Lamb Kathleen M, DiMuzio Paul J, Johnson Adam, Batista Philip, Moudgill Neil, McCullough Megan, Eisenberg Joshua A, Hirose Hitoshi, Cavarocchi Nicholas C
Division of Vascular and Endovascular Surgery, Hospital of the University of Pennsylvania, Philadelphia, Pa.
Divisions of Cardiothoracic Surgery and Vascular and Endovascular Surgery, Thomas Jefferson University, Philadelphia, Pa.
J Vasc Surg. 2017 Apr;65(4):1074-1079. doi: 10.1016/j.jvs.2016.10.059.
Venoarterial extracorporeal membrane oxygenation (ECMO) is a salvage therapy in patients with severe cardiopulmonary failure. Owing to the large size of the cannulas inserted via the femoral vessels (≤24-F) required for adequate oxygenation, this procedure could result in significant limb ischemic complications (10%-70%). This study evaluates the results of a distal limb perfusion arterial protocol designed to reduce associated complications.
We conducted a retrospective institutional review board-approved review of consecutive patients requiring ECMO via femoral cannulation (July 2010-January 2015). To prevent arterial ischemia, a distal perfusion catheter (DPC) was placed antegrade into the superficial femoral artery and connected to the ECMO circuit. Limb perfusion was monitored via near-infrared spectroscopy (NIRS) placed on both calves. Decannulation involved open repair, patch angioplasty, and femoral thrombectomy as needed.
A total of 91 patients were placed on ECMO via femoral arterial cannula (16-F to 24-F) for a mean duration of 9 days (range, 1-40 days). A percutaneous DPC was inserted prophylactically at the time of cannulation in 55 of 91 patients, without subsequent ischemia. Of the remaining 36 patients without initial DPC placement, 12 (33% without DPC) developed ipsilateral limb ischemia related to arterial insufficiency, as detected by NIRS and clinical findings. In these patients, the placement of a DPC (n = 7) with or without a fasciotomy, or with a fasciotomy alone (n = 4), resulted in limb salvage; only one patient required subsequent amputation. After decannulation (n = 7), no patients had further evidence of limb ischemia. Risk factors for the development of limb ischemia identified by categorical analysis included lack of DPC at time of cannulation and ECMO cannula size of less than 20-Fr. There was a trend toward younger patient age. Overall ECMO survival rate was 42%, whereas survival in patients with limb ischemia was only 25%.
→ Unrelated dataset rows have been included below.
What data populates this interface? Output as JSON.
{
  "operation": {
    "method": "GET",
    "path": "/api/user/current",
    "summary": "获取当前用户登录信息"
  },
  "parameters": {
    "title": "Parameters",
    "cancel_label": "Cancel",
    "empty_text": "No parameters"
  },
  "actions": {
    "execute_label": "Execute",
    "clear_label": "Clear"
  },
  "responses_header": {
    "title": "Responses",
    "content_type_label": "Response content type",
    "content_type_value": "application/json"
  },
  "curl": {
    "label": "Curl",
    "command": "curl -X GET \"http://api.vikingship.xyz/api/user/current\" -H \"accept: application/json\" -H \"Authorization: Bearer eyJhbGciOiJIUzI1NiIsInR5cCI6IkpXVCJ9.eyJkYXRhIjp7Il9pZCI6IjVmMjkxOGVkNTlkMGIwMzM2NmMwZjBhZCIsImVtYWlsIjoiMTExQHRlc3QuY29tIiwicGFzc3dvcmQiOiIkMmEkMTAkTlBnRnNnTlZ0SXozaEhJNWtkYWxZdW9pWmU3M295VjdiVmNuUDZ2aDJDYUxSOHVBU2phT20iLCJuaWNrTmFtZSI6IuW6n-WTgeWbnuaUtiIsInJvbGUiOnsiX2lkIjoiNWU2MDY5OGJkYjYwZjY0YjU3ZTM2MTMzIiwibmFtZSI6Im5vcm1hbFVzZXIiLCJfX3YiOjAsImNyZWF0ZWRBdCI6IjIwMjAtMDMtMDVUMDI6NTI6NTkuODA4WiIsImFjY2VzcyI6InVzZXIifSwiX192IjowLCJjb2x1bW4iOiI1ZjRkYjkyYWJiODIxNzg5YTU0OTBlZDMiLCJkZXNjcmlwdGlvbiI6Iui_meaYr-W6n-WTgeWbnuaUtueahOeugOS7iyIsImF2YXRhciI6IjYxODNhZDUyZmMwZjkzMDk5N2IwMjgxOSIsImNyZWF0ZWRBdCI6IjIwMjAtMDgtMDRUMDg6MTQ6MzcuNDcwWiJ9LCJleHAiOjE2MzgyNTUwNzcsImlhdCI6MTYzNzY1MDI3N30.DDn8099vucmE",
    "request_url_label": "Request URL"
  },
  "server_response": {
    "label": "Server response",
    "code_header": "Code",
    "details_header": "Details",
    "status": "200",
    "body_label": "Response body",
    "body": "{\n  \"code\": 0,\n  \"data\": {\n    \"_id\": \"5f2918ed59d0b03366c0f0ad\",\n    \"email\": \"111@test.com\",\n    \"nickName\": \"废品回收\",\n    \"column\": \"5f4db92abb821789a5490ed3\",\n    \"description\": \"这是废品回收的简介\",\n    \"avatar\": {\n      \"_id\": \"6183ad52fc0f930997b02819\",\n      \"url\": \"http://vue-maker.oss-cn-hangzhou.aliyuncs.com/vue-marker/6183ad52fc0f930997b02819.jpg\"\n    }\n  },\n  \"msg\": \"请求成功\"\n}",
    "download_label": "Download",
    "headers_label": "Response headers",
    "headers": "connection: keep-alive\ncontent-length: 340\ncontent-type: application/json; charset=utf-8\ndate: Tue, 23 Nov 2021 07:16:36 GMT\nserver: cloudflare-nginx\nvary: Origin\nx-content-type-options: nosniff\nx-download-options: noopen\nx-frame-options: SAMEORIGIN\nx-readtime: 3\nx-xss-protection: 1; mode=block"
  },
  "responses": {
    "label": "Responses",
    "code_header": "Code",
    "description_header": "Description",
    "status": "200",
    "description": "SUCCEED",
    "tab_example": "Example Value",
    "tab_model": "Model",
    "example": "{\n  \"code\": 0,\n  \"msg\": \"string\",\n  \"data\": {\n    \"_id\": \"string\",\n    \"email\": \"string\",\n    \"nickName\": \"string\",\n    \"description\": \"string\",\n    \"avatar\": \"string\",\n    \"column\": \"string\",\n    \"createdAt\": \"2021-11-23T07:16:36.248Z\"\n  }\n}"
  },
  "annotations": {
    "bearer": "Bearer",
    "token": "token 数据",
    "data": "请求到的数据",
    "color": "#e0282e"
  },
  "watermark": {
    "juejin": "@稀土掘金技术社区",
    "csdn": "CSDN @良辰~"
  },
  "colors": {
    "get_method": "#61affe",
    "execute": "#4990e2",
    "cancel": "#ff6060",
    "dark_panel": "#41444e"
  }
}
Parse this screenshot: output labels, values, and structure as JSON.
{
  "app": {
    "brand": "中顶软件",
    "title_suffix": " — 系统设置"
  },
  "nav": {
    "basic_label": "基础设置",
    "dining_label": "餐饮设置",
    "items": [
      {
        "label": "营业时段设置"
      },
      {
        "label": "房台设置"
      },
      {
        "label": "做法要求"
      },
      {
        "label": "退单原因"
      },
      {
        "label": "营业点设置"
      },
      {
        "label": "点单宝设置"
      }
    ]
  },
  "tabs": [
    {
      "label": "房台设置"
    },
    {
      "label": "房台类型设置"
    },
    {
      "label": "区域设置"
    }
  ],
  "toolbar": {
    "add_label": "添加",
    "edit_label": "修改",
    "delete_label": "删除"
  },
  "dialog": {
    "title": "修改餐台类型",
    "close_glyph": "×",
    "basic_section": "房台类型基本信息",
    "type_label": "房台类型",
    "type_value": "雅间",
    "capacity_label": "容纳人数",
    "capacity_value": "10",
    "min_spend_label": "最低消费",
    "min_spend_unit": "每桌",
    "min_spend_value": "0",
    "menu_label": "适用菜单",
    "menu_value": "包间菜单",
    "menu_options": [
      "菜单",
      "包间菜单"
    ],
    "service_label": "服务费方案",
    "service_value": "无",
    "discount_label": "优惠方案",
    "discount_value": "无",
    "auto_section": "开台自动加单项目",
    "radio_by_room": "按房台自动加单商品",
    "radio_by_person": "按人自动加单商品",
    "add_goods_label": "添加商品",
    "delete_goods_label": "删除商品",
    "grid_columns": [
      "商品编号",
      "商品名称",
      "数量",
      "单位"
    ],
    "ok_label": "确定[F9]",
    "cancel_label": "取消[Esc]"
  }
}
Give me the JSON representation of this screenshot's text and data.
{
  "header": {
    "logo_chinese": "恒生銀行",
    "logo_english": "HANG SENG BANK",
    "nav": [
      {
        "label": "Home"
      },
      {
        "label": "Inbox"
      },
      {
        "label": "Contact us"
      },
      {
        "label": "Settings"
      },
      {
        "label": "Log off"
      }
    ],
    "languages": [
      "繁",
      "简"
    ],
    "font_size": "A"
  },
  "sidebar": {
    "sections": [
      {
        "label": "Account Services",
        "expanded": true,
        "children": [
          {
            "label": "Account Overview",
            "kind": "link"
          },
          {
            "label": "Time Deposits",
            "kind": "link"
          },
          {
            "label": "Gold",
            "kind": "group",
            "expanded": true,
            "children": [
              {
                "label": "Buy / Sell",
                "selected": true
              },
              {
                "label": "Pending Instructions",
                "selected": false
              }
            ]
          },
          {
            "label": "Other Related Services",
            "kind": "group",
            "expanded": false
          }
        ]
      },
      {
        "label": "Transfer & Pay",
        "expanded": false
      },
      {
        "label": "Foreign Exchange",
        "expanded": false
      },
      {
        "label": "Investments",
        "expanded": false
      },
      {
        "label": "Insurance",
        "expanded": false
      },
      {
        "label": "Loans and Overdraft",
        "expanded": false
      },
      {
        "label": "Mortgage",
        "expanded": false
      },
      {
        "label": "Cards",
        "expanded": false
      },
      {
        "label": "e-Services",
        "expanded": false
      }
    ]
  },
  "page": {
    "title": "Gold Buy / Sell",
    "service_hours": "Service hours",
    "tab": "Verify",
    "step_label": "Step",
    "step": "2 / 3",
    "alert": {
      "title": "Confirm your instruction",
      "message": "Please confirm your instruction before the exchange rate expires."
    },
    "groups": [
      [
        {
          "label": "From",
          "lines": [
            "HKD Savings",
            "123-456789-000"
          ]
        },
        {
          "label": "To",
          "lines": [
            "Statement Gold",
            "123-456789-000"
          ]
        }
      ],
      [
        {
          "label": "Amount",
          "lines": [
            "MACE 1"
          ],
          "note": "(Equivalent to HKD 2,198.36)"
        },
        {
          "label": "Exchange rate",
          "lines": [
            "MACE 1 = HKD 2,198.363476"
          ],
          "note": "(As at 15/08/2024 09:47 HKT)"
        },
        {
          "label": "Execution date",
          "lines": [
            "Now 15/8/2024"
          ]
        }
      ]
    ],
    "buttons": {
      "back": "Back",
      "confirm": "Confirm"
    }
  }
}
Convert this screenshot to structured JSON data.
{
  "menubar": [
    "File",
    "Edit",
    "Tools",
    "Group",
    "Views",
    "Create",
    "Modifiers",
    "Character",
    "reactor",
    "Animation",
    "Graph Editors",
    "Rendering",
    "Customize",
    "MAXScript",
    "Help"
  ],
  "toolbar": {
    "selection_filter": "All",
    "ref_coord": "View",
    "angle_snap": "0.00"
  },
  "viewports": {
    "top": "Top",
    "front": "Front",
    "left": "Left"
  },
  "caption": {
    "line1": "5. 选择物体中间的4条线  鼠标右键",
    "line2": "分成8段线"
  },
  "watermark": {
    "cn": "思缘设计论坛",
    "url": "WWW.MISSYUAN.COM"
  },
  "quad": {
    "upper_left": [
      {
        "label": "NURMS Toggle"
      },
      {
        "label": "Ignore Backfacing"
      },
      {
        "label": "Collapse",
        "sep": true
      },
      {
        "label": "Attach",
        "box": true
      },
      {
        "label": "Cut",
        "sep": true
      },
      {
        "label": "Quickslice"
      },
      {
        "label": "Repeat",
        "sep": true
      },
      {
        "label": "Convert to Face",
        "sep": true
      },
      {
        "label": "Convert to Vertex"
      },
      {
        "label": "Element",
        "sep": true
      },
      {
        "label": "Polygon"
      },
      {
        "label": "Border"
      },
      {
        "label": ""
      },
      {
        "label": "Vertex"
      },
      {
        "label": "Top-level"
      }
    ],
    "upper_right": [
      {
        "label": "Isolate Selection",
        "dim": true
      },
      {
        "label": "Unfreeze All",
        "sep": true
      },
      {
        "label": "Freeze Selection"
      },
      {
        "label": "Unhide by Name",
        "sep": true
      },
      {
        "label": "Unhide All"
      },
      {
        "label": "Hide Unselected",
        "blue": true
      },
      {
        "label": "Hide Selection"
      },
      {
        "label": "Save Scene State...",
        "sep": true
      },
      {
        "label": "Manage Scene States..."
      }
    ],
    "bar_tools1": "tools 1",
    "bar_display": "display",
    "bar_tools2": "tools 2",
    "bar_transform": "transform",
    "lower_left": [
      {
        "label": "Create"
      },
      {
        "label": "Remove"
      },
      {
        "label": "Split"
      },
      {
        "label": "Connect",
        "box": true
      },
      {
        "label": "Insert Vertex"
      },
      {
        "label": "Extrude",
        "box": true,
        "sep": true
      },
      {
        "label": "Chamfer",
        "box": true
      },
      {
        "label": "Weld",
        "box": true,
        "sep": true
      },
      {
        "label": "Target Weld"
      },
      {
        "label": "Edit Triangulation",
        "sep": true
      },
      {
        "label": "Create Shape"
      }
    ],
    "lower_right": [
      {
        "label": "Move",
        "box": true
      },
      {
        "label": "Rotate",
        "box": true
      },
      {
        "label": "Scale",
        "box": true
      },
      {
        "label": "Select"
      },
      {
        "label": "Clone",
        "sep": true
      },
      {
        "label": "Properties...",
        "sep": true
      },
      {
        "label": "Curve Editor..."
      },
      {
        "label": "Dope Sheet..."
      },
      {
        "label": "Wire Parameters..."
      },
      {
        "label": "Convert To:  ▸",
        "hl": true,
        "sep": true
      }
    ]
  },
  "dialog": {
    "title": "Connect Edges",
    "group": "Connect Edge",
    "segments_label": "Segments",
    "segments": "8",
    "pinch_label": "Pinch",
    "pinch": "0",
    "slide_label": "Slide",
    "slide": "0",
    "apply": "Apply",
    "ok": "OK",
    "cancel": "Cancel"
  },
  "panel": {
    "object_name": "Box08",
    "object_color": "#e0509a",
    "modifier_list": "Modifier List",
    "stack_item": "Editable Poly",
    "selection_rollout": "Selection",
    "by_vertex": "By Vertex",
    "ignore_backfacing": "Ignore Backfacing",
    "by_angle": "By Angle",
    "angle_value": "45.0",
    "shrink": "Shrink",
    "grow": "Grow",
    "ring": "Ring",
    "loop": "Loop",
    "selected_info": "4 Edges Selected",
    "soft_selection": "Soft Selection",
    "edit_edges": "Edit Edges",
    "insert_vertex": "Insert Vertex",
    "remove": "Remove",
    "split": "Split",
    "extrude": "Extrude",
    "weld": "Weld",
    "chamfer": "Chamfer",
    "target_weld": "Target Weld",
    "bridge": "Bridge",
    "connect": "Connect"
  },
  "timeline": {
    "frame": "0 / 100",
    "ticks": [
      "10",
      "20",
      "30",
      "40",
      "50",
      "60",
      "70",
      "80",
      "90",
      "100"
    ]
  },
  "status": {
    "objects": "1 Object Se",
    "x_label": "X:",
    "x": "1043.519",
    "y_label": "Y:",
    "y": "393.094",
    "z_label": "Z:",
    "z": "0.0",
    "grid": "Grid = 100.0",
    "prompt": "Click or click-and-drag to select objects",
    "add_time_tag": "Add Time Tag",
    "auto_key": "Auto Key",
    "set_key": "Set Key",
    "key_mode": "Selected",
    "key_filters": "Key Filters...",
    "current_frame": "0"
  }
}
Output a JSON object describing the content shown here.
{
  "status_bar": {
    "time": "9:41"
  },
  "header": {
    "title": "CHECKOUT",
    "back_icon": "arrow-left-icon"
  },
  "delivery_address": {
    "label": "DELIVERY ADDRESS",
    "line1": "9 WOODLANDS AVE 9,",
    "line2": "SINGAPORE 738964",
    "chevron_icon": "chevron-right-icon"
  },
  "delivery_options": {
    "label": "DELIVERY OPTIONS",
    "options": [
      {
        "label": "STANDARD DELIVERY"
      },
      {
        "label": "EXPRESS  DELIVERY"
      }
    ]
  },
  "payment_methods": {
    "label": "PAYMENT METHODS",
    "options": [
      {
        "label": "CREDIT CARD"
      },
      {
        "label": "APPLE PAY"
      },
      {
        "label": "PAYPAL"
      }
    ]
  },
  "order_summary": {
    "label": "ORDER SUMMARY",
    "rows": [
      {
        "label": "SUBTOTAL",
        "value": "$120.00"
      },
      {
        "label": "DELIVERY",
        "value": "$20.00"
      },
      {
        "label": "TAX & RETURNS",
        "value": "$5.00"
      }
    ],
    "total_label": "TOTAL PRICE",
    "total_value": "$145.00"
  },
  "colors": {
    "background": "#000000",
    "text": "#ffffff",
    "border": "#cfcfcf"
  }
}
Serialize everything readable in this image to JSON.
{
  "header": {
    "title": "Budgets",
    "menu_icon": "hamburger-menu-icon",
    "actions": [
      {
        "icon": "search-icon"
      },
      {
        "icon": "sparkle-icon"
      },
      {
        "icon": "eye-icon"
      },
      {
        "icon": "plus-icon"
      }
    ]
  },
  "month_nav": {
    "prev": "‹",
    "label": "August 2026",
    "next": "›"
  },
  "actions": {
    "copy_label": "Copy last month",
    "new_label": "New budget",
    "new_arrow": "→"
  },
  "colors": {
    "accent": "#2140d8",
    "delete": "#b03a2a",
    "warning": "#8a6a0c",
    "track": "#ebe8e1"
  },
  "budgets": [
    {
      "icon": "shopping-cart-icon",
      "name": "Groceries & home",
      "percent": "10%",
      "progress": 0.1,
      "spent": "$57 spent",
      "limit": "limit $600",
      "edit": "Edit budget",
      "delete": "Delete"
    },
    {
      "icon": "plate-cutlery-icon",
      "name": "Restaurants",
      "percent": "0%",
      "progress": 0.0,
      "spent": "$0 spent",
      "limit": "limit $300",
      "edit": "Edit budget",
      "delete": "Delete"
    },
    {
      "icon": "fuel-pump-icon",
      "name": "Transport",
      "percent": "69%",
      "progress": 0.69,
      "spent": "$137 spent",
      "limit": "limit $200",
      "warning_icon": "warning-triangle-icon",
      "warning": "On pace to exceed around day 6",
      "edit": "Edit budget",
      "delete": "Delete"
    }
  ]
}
Limb ischemia complications from ECMO may be decreased by prophylactic placement of an antegrade DPC. Without DPC, continuous monitoring using NIRS may identify limb ischemia, which can be treated subsequently with DPC and or fasciotomy.
静脉-动脉体外膜肺氧合(ECMO)是治疗严重心肺功能衰竭患者的一种挽救性治疗方法。由于经股血管插入的用于充分氧合的插管尺寸较大(≤24F),该操作可能导致显著的肢体缺血并发症(10%-70%)。本研究评估旨在减少相关并发症的远端肢体灌注动脉方案的效果。
我们对经机构审查委员会批准的、通过股动脉插管接受ECMO治疗的连续患者(2010年7月至2015年1月)进行了回顾性研究。为预防动脉缺血,将一根远端灌注导管(DPC)顺行置入股浅动脉并连接至ECMO回路。通过置于双侧小腿的近红外光谱(NIRS)监测肢体灌注情况。拔管时根据需要进行开放修复、补片血管成形术和股动脉血栓切除术。
共有91例患者通过股动脉插管(16F至24F)接受ECMO治疗,平均持续时间为9天(范围1至40天)。91例患者中有55例在插管时预防性插入了经皮DPC,随后未发生缺血。其余36例未初始放置DPC的患者中,12例(未放置DPC的患者中占33%)出现了与动脉供血不足相关的同侧肢体缺血,通过NIRS和临床检查发现。在这些患者中,放置DPC(n = 7),无论是否进行筋膜切开术,或仅进行筋膜切开术(n = 4),均成功挽救了肢体;只有1例患者随后需要截肢。拔管后(n = 7),没有患者出现肢体缺血的进一步证据。通过分类分析确定的肢体缺血发生的危险因素包括插管时未放置DPC以及ECMO插管尺寸小于20F。患者年龄较轻有一定趋势。总体ECMO生存率为42%,而肢体缺血患者的生存率仅为25%。
预防性顺行放置DPC可减少ECMO引起的肢体缺血并发症。在未放置DPC的情况下,使用NIRS进行连续监测可识别肢体缺血,随后可通过放置DPC和/或筋膜切开术进行治疗。